En Afrique de l’Est, Timberlake et al. (2010) comparent deux parcelles, l’une dans un miombo de Zambie un an après une coupe rase et l’autre dans les formations soudaniennes du Burkina Faso deux ans après une coupe à blanc. Le miombo présente 56,4 % de semis (14 575 semis par ha), 38,1 % de « seedling sprouts » (= 9 850 rejets de semis par ha : ce sont des semis détruits par les animaux et qui rejettent – Encadré n° 6), 5,5 % de RS, pas de Dr, ni de RB (« water sprouts »), alors que les proportions sont très différentes au Burkina Faso : 3,5 % de semis (1 154 individus par ha), 84,5 % de « seedling sprouts » (28 269 par ha), 6 % de RS (2 000 par ha), 3,9 % de Dr et 2,2 % de RB.

En Ouganda, plusieurs livres, articles et communications ont permis de mieux connaître les aptitudes au Dge et à la MVfc de plus d’une quarantaine de ligneux (Meunier 2005, 2006, 2007, 2008 ; Meunier et al. 2006-b, 2006-c, 2007, 2008-a ; Morin et al. 2006). Elles ont été résumées dans les publications de Meunier et al. 2006-a, 2008-b, 2010 et de Morin et al. 2010).

148 Dans l’île de Mayotte, Litsea glutinosa, introduit dans la deuxième moitié du XIXème siècle, doit son caractère envahissant notamment à son grand potentiel d’émission de Dr. Pour les peuplements de l’île, Jacq (2001) retient en moyenne un taux minimal de Dge de 42 %.

Figure n° 91. En Polynésie, après avoir déterré la racine superficielle, on voit de jeunes drageons de Litsea glutinosa (Photo F. Jacq).

En Inde, Troup (1921) signale que plus de 120 espèces drageonnent, citées et reprises dans un premier tableau par Bellefontaine (2005-a). En Inde Centrale, dans la forêt de Govindgarh, Awasthi (1986) observe un Dge relativement important chez Diospyros melanoxylon et suggère son utilisation dans les jachères et les zones considérées comme marginales pour couvrir le sol.

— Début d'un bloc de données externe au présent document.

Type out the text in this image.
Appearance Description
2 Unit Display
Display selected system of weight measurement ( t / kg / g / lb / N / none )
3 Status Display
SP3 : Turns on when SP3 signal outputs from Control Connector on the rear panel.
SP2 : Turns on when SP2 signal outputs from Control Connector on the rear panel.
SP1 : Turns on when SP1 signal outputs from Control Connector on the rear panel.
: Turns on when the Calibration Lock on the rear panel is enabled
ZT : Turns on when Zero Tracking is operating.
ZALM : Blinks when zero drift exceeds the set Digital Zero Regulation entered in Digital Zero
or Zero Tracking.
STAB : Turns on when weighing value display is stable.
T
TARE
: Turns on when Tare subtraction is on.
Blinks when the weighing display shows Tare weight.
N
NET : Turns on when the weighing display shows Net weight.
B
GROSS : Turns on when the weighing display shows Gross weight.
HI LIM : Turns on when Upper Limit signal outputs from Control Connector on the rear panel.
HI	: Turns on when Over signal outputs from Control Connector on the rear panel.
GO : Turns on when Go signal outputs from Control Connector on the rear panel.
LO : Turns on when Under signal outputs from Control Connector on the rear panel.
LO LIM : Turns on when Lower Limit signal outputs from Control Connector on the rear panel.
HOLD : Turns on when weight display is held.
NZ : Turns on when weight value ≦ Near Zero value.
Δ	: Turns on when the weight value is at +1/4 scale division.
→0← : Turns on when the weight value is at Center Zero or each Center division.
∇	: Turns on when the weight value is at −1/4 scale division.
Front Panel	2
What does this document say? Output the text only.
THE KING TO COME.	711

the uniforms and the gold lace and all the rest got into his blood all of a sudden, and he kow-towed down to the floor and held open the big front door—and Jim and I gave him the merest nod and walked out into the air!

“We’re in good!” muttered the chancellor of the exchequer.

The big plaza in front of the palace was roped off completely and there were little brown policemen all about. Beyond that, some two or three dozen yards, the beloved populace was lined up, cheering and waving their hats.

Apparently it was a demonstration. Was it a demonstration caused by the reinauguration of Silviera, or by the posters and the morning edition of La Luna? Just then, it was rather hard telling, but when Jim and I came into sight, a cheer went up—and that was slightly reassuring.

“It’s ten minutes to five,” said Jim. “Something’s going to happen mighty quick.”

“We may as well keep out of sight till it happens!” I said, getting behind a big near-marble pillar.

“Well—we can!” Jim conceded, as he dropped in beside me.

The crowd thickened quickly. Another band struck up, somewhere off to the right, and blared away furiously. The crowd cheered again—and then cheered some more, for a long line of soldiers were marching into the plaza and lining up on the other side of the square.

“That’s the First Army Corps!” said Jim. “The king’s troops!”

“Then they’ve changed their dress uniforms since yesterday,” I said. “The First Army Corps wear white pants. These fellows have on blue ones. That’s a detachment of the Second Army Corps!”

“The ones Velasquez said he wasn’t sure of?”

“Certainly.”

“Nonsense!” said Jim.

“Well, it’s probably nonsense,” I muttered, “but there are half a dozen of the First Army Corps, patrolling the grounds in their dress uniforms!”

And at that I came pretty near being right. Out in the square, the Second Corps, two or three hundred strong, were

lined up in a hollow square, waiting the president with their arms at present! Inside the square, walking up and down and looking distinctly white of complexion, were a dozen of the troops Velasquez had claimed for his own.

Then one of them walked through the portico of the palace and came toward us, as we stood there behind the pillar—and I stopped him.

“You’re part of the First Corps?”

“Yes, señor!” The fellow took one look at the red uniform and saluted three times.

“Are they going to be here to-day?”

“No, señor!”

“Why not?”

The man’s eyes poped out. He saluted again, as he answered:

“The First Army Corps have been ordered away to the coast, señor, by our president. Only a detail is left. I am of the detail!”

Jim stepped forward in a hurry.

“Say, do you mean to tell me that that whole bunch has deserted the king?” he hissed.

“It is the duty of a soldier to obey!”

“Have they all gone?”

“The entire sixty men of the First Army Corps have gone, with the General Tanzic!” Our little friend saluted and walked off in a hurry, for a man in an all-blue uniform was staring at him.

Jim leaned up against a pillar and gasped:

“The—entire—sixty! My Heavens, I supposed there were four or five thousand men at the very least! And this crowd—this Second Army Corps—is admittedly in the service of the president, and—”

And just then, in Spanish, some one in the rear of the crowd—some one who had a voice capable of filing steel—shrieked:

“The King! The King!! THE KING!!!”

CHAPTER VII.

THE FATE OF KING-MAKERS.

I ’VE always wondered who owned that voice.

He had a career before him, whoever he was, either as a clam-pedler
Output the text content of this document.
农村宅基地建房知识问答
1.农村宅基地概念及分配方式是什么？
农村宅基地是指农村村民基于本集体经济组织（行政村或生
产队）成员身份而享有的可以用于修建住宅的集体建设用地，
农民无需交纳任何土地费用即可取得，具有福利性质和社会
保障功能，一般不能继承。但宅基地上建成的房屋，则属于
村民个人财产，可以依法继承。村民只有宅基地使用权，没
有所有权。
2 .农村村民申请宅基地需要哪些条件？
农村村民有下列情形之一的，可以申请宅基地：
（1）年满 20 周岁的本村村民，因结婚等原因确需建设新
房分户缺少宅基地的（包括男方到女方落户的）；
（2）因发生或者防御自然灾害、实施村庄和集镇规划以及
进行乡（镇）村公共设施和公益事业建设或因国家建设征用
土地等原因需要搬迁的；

Dans le continent nord-américain, de vastes forêts mixtes à base de conifères et de peupliers (Populus tremuloides) sont assez régulièrement dévastées par des feux. Dès lors, les peupliers colonisent l’écosystème et envahissent tout l’espace (Schier 1973-a ; Jones & Trujillo 1975 ; Bartos & Mueggler 1982 ; Corns & Maynard 1998 ; etc.) grâce à la MV, par RS et Dr surtout. Ainsi par exemple, Hinds & Shepperd (1987) rapportent la production de milliers de Dr de P. tremuloides par acre après une mise à blanc dans l’Ouest des Etats Unis. Ces perturbations détruisent les arbres parents, ce qui induit le processus de Dge par contrôle hormonal (Steneker 1974 ; Navratil 1991). Au Canada, Lavertu et al. (1994) affirment que plusieurs études relatives aux coupes à blanc et aux feux contrôlés ont montré que le Dge de P. tremuloides est déclenché par ces perturbations.

Après ce très rapide tour d’horizon mondial, nous essaierons de condenser dans ce chapitre,

la plupart des facteurs influençant le Dge qui sont cités dans de très nombreux articles traitant

principalement des régions boréales, tempérées et parfois – plus récemment – méditerranéennes et tropicales. Suite logique à la synthèse des principales caractéristiques du Dge, l’induction artificielle du drageonnage (I°D - chapitre 5.8) et ses avantages seront alors présentés comme conclusion à ce chapitre.